Ainsi, ayant fait en quelque sorte ses Humanités afin de se construire lui-même, l’éternel
Compagnon que nous sommes participera donc à la construction de l’homme en général, c'est-à-
dire l’autre, le « tout autre », en rendant le monde qui l’entoure plus humain, témoignant ainsi de
son humanisme.
Mais, qu’est-ce que l’humanisme ? et tout d’abord, qu’est-ce que l’humanité ?
Prolégomènes :
La notion d’Humanité :
L’Homme est-il un animal politique et qui parle, comme le voulait Aristote ? Un animal à
deux pieds et sans plume, comme l’affirmait Platon. Un animal raisonnable, comme le pensaient
les stoïciens puis les scolastiques ? Un être qui rit, pour Rabelais ; qui pense, pour Descartes ; qui
juge pour Kant ; qui travaille pour Marx ; qui crée pour Bergson ? Aucune de ces réponses ni
leur somme n’est en fait satisfaisante car l’humanité ne se définit pas par ce qu’elle fait ou sait
faire mais parce qu’elle est… Ainsi l’humanité est d’abord un fait biologique et si elle peut
devenir valeur ou vertu, ce n’est que par la fidélité à ce fait et à cette espèce. « Chaque homme,
disait Montaigne, porte la forme entière de l’humaine condition ».
1
On naît homme, on devient humain ; mais qui échoue à le devenir n’en est pas moins
homme pour autant. L’humanité n’est pas une création mais bien plus une transmission ; elle est
ainsi naturelle avant que d’être culturelle, ce n’est pas une essence, c’est une filiation : Homme
parce que fils de l’homme…
Que l’humanité soit d’abord une espèce animale, c’est ce qui pose aussi, et surtout, la
question de l’humanisme comme morale. Il y a donc tout d’abord un humanisme pratique qui
consiste à accorder une certaine valeur à l’humanité, c'est-à-dire à s’imposer un certains nombre
de devoirs et d’interdits. Ainsi, si les hommes ont des droits, c’est d’abord que nous avons des
devoirs, tous les uns par rapport aux autres : agir humainement et pour l’humanité.

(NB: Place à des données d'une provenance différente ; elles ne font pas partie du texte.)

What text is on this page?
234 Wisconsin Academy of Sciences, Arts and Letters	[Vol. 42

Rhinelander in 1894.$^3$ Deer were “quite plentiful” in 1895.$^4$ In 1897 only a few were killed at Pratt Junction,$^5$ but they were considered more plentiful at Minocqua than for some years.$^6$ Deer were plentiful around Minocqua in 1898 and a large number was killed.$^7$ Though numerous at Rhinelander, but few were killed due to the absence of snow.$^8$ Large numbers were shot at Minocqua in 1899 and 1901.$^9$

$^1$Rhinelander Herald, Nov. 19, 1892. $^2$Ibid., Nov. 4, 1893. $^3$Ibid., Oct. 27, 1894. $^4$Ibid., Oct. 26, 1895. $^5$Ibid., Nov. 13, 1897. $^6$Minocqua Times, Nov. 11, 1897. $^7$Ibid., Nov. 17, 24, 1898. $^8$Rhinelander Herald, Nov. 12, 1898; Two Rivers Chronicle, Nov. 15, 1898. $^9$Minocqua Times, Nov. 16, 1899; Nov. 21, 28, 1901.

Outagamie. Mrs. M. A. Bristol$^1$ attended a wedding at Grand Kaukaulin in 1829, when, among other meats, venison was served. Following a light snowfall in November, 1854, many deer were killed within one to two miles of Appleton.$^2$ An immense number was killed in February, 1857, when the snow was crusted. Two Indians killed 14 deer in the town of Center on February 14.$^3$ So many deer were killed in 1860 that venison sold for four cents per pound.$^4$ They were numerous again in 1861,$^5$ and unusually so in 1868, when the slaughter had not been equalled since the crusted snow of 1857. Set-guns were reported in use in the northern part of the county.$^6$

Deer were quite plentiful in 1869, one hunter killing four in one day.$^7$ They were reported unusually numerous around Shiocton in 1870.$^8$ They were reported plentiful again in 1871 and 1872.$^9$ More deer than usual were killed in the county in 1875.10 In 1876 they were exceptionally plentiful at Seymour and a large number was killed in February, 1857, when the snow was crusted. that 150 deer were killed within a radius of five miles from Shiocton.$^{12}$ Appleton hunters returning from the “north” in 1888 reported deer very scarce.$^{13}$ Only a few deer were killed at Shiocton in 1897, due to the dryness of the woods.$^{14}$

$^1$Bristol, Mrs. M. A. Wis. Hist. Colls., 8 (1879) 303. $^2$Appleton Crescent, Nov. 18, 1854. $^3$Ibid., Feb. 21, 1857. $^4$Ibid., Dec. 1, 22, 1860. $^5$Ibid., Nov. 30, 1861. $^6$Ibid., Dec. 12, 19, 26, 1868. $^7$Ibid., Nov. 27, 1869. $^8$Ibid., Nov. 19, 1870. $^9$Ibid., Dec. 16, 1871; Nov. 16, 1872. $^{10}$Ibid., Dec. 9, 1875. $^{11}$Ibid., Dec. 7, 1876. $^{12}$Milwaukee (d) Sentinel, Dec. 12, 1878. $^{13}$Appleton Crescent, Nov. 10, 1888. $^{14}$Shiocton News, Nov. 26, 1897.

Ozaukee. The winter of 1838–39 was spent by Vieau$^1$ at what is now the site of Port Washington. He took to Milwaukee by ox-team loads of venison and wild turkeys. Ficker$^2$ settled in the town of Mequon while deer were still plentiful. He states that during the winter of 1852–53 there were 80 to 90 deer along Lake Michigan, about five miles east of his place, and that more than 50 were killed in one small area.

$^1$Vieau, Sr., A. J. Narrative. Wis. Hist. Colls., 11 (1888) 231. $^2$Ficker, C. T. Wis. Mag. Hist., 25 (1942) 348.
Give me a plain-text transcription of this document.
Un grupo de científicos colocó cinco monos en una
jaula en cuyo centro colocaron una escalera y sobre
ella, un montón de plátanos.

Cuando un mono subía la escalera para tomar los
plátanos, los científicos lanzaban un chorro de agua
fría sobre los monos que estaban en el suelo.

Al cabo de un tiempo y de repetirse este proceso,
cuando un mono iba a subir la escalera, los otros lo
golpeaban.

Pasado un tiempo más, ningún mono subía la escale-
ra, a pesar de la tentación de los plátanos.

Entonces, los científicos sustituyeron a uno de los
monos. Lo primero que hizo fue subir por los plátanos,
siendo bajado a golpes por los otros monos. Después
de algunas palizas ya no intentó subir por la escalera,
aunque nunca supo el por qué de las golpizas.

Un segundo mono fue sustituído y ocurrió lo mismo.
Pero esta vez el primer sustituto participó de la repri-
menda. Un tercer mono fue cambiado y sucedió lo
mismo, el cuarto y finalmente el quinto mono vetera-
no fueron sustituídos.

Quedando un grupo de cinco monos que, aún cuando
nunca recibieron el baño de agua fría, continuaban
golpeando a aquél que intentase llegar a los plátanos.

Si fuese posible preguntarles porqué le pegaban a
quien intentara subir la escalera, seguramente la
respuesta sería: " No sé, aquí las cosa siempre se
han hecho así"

Philosophie et Humanisme :
L’Antiquité, et singulièrement l’Antiquité grecque, est le lieu de naissance de la
philosophie ; elle contient en germe tout le développement de celle de l’occident. Des
philosophies comme celles de Platon et d’Aristote ne sont pas des approximations grossières que
la philosophie moderne aurait dépassées, mais des systèmes exemplaires, sinon complètement
achevés, qui continuent, peut-être en raison de leur ouverture, à solliciter notre réflexion, au
même titre que les systèmes de Descartes ou de Kant. La philosophie grecque, relayée à partir du
Ier siècle av. J.C. par la philosophie romaine, a exercé une influence déterminante sur les formes
de pensée caractéristiques de la civilisation occidentale et qui se sont universalisées au point de
régir aujourd’hui notre planète tout entière. En épurant le mythe de ses ambiguïtés, la
philosophie grecque n’a pas été seulement le banc d’essai de la pensée rationnelle ; elle a fourni
les cadres conceptuels de la grammaire, de l’administration, de la science et, finalement, de
l’exploitation technique de la nature.
D’un autre côté, la philosophie grecque, dans ses différentes écoles, a développé un art de
vivre, de se comporter à l’égard de la nature, des dieux et des autres hommes. Cet art, appelé
aussi « sagesse » (sophia), exige que l’homme prenne soin de soi ou ait le « souci de soi », qu’il
domine ses passions, qu’il se prépare à la mort. Les problèmes pratiques eux-mêmes ne peuvent
être résolus sans le recours à la théorisation, sans le passage au concept. Pour apprendre à
devenir vertueux, dit Platon dans La République, il faut « prendre le circuit le plus long » :
2
non l’imitation d’un héros, mais l’apprentissage de la science, qui, après une longue ascension,
permet à l’apprenti-philosophe d’atteindre la science la plus haute : celle du Bien. La philosophie
n’est sagesse, pratique du bien, que parce qu’elle est d’abord le long détour intellectuel qui
permet d’y accéder et d’en fonder rationnellement l’exigence.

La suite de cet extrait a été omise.